Place a checkmark next to these entries, close all browsers and windows, and have HijackThis fix them by clicking Fix Checked:
R1 - HKCU\Software\Microsoft\Internet Explorer\Main,Search Bar = res://C:\WINDOWS\system\opiud.dll/sp.html#29126
R1 - HKCU\Software\Microsoft\Internet Explorer\Main,Search Page = res://C:\WINDOWS\system\opiud.dll/sp.html#29126
R1 - HKLM\Software\Microsoft\Internet Explorer\Main,Default_Page_URL = about:blank
R1 - HKLM\Software\Microsoft\Internet Explorer\Main,Default_Search_URL = res://C:\WINDOWS\system\opiud.dll/sp.html#29126
R1 - HKLM\Software\Microsoft\Internet Explorer\Main,Search Bar = res://C:\WINDOWS\system\opiud.dll/sp.html#29126
R1 - HKLM\Software\Microsoft\Internet Explorer\Main,Search Page = res://C:\WINDOWS\system\opiud.dll/sp.html#29126
R1 - HKCU\Software\Microsoft\Internet Explorer\Search,SearchAssistant = res://C:\WINDOWS\system\opiud.dll/sp.html#29126
R0 - HKLM\Software\Microsoft\Internet Explorer\Search,SearchAssistant = res://C:\WINDOWS\system\opiud.dll/sp.html#29126
R3 - Default URLSearchHook is missing
O2 - BHO: Class - {7C3EAF4B-D99D-9B30-7B6D-B2D78C7E35AC} - C:\WINDOWS\JAVALV.DLL
O4 - HKLM\..\Run: [tibs3] C:\WINDOWS\SYSTEM\tibs3.exe
O4 - HKLM\..\Run: [Windows AdService] C:\PROGRAM FILES\WINDOWS ADSERVICE\WINADSERV.EXE
O4 - HKLM\..\RunServices: [SDKVZ.EXE] C:\WINDOWS\SYSTEM\SDKVZ.EXE
O4 - HKCU\..\Run: [MSRLE32] C:\WINDOWS\SYSTEM\MSRLE32.EXE
O15 - Trusted Zone: *.frame.crazywinnings.com
O16 - DPF: {1D0D9077-3798-49BB-9058-393499174D5D} - file://c:\counter.cab




Please delete these files using Windows Explorer(if present):
C:\WINDOWS\system\opiud.dll
C:\WINDOWS\JAVALV.DLL
C:\WINDOWS\SYSTEM\tibs3.exe
C:\WINDOWS\SYSTEM\SDKVZ.EXE
C:\WINDOWS\SYSTEM\MSRLE32.EXE



Please delete this folder using Windows Explorer(if present):
C:\PROGRAM FILES\WINDOWS ADSERVICE



Double click AboutBuster.exe that you downloaded earlier.

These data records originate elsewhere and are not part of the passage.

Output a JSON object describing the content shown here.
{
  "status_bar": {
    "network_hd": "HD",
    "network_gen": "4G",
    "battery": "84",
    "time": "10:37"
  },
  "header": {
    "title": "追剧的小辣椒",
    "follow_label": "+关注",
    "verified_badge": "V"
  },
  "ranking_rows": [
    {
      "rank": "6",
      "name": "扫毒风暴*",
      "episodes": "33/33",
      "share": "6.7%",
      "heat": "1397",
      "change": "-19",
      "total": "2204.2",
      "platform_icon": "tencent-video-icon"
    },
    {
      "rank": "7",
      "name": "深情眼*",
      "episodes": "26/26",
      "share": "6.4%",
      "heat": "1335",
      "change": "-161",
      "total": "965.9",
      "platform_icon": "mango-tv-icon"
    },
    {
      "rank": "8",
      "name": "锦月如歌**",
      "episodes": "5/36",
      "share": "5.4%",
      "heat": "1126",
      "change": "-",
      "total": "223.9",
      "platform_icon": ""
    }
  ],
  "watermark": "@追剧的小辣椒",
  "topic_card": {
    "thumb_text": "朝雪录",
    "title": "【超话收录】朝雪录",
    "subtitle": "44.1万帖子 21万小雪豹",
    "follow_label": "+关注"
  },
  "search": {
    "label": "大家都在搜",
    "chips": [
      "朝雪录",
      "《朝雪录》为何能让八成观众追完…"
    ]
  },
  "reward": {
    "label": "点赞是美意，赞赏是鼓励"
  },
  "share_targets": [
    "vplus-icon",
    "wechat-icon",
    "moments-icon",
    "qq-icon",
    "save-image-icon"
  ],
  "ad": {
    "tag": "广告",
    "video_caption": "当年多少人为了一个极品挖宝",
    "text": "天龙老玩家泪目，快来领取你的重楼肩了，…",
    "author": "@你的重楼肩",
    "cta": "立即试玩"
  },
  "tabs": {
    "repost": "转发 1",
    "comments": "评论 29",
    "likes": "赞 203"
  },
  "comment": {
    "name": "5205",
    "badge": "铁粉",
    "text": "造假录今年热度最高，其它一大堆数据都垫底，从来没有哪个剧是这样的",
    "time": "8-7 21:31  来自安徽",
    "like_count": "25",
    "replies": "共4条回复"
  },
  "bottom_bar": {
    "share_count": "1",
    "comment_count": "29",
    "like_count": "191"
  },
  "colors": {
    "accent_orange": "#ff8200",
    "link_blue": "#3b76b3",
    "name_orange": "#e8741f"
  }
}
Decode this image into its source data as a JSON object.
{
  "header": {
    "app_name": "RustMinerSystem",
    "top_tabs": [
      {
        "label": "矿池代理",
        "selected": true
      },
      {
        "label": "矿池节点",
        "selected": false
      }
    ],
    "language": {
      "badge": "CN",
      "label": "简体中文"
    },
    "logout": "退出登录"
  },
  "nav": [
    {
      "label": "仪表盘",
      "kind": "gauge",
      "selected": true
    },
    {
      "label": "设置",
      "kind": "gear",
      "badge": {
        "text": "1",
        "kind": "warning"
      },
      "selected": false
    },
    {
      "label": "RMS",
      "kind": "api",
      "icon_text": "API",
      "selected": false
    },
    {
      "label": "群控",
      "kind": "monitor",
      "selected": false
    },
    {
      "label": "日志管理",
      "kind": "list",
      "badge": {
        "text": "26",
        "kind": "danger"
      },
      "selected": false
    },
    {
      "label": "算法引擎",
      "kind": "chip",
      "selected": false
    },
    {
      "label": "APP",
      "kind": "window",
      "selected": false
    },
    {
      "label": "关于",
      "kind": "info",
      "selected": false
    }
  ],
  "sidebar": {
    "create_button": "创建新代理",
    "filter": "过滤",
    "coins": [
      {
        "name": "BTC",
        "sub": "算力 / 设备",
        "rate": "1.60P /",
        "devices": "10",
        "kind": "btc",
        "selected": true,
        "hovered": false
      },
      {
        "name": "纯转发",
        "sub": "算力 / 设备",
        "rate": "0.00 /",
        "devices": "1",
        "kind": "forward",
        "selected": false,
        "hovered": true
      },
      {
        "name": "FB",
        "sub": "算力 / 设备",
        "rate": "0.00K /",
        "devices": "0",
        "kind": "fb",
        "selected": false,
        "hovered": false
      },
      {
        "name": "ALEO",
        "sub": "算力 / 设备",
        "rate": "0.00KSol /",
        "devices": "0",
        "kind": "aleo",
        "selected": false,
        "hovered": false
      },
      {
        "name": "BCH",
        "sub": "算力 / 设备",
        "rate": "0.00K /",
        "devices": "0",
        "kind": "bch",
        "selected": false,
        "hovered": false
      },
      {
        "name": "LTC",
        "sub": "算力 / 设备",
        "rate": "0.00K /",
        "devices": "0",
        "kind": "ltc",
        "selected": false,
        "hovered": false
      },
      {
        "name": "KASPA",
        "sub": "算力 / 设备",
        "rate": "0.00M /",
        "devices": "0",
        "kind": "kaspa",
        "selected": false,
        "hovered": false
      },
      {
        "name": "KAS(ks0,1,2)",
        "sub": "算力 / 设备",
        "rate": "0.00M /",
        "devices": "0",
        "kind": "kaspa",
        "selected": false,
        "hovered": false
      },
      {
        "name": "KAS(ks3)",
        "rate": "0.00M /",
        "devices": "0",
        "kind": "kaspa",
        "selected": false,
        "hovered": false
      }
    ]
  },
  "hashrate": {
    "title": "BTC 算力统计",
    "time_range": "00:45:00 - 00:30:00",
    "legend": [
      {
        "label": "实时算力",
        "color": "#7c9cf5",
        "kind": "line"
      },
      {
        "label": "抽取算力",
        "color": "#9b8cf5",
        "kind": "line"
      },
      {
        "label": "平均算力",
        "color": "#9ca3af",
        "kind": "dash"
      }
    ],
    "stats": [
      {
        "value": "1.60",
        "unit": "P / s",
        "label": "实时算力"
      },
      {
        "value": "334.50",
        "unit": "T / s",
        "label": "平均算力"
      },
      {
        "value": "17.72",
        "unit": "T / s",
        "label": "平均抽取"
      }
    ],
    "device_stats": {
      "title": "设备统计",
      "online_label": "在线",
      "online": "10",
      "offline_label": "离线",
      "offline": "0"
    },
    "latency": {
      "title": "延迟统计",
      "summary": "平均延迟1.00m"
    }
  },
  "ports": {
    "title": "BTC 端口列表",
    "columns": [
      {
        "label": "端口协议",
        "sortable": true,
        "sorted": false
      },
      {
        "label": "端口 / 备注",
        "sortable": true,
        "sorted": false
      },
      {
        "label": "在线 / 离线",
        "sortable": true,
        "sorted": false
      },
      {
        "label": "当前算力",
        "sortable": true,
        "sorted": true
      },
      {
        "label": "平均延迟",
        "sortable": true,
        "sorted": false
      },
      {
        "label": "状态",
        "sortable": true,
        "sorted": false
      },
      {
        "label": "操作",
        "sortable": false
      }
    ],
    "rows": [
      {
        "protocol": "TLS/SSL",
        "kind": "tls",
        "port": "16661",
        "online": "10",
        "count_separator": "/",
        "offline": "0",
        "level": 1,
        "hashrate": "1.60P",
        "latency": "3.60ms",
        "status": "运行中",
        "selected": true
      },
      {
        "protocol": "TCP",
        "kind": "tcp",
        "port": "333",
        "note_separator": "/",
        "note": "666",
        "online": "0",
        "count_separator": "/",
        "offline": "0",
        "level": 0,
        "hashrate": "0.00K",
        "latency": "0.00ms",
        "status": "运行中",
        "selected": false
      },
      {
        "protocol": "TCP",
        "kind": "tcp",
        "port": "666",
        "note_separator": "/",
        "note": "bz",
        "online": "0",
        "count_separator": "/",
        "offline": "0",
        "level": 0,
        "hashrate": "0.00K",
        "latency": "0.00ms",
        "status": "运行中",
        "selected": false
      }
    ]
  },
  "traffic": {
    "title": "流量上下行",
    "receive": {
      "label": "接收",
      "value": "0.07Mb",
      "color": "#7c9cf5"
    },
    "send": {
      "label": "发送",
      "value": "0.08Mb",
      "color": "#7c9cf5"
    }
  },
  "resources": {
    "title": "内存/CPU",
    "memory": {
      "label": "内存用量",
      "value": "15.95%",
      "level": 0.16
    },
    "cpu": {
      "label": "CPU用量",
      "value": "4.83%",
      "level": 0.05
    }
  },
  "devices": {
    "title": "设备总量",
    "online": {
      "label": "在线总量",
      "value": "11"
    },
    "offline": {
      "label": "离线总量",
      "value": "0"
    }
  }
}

Click OK, click Start, then click OK. This will scan your computer for the bad files and delete them. Save the report(copy and paste into notepad or wordpad and save as a .txt file) and post a copy back here when you are done with all the steps.



Reboot back to normal mode and post a new hijackthis log.